In practice, this means we fail to reject the null hypothesis.

3. Degrees of Freedom (DOF): 9
The degrees of freedom in a Chi-Square test are calculated based on the number of categories in each variable. With four categories for both Time of Day and Incident Type, we get (4−1)×(4−1)=9. The DOF doesn’t indicate significance but helps calculate the Chi2 distribution.

4. Expected Frequencies Table:
The table shows the expected frequency of each combination of Time of Day and Incident Type if there were no association between them. All values are 1, meaning each combination was expected to occur exactly once.

Summary Interpretation
Since the p-value is 1.0 and the Chi2 statistic is 0, we can conclude that there is no association between the time of day and the type of cybersecurity incident.
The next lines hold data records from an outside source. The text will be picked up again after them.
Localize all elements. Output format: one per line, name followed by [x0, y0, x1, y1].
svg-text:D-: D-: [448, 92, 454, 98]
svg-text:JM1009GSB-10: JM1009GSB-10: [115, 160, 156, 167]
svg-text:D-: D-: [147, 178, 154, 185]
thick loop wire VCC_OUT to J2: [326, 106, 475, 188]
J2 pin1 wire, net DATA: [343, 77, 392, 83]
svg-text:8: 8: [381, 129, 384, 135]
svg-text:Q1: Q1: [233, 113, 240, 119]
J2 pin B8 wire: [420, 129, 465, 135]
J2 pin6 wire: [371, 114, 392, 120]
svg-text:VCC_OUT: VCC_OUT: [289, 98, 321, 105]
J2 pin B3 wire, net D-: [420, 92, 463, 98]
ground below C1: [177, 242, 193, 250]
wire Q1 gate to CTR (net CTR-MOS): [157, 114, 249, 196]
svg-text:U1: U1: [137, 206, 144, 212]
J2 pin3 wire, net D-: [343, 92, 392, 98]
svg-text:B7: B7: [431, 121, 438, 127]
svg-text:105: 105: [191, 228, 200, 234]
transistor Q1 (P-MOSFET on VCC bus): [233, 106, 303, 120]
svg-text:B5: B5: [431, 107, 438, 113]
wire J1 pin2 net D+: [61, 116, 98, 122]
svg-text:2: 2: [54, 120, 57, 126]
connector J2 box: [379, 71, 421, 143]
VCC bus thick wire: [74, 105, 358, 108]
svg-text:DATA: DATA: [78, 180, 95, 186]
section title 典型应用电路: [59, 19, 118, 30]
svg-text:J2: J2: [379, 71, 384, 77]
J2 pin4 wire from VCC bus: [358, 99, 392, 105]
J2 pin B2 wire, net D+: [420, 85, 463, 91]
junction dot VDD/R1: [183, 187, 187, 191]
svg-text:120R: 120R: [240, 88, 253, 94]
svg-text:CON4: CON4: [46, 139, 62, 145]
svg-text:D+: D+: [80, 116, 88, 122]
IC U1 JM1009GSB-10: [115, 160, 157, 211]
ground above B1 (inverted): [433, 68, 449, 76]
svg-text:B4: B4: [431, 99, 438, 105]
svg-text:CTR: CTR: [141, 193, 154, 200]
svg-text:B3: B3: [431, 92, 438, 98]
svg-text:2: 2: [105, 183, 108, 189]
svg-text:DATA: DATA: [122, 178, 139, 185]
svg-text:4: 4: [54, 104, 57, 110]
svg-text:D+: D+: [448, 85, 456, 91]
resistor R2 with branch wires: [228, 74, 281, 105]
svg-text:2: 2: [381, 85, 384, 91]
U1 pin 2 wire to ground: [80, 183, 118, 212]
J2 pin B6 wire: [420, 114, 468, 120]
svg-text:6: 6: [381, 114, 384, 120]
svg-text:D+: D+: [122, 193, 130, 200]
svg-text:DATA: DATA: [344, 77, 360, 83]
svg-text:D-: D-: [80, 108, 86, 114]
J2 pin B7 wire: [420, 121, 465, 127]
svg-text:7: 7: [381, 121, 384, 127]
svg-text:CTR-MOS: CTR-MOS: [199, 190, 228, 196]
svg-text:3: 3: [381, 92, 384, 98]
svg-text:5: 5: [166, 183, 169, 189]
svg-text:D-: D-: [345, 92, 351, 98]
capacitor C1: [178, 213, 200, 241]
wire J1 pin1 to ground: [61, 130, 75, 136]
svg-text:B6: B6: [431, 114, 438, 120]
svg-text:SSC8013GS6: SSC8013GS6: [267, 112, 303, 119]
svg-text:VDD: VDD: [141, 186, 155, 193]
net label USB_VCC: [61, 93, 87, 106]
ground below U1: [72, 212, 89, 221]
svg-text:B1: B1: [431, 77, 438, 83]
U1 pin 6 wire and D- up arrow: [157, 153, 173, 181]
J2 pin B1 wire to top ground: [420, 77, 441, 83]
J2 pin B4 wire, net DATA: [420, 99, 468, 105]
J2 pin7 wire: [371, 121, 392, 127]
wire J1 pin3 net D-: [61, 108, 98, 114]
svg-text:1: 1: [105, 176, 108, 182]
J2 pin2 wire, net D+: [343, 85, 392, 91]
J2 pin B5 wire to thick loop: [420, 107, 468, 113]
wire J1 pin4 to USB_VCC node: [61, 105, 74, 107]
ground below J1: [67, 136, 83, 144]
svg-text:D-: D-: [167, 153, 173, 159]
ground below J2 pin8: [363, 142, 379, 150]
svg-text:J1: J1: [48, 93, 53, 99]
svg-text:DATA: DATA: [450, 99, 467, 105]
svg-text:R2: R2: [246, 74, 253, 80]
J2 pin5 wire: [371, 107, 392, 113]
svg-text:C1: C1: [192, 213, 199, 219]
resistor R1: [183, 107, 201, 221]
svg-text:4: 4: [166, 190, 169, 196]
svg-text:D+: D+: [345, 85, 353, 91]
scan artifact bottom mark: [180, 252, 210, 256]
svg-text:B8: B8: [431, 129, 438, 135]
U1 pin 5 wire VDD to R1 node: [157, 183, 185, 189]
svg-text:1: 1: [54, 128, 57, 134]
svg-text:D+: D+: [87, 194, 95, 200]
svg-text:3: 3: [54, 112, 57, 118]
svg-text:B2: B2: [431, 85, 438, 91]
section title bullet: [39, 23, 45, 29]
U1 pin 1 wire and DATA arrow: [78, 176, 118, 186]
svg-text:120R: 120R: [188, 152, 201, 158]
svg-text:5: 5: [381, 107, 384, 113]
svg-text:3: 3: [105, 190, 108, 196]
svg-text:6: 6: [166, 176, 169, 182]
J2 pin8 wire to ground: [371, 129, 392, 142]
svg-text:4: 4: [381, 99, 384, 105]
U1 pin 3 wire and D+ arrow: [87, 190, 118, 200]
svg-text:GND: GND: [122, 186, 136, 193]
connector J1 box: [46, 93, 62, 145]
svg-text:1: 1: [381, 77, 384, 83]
This suggests that incidents occur independently of the time of day, with no discernible pattern or preference for specific times.

"Null Hypothesis (H₀): There is no association between the time of day and the type of cybersecurity incident (i.e., they are independent)."

In [45]:
# T-Test: Difference in Login Attempts between Regular and Malicious users
# Split data based on User Type
regular_login_attempts = t_test_data[t_test_data['User_Type'] == 'Regular']['Normalized_Login_Attempts']
malicious_login_attempts = t_test_data[t_test_data['User_Type'] == 'Malicious']['Normalized_Login_Attempts']

In [46]:
# Perform T-Test
t_stat, p_val = ttest_ind(regular_login_attempts, malicious_login_attempts)

In [47]:
# display T-Test result
print("T-Test Results")
print("--------------")
print(f"T-Statistic: {t_stat}")
print(f"P-value: {p_val}")

T-Test Results
--------------
T-Statistic: -8.22397927565179
P-value: 2.5690634182473794e-14


T-Statistic: -8.22
A T-statistic of -8.22 indicates a substantial difference between the means of the two groups (i.e., Regular and Malicious users).
The negative sign shows that the mean of the Regular users' login attempts is lower than that of Malicious users, which aligns with expectations in cybersecurity (malicious users might make more attempts).

P-value: 2.57e-14
A p-value of 2.57e-14 (or 0.0000000000000257) is exceedingly low and far below the typical significance threshold of 0.05.
This means we can reject the null hypothesis with strong confidence, indicating a statistically significant difference in the average number of login attempts between the two groups.

Summary Interpretation
These results provide strong evidence that malicious users tend to have a different (and likely higher) number of login attempts compared to regular users. This distinction could be useful in identifying potentially malicious activity based on login behavior alone.

"Alternative Hypothesis (H₁): The mean number of login attempts for regular and malicious users is different."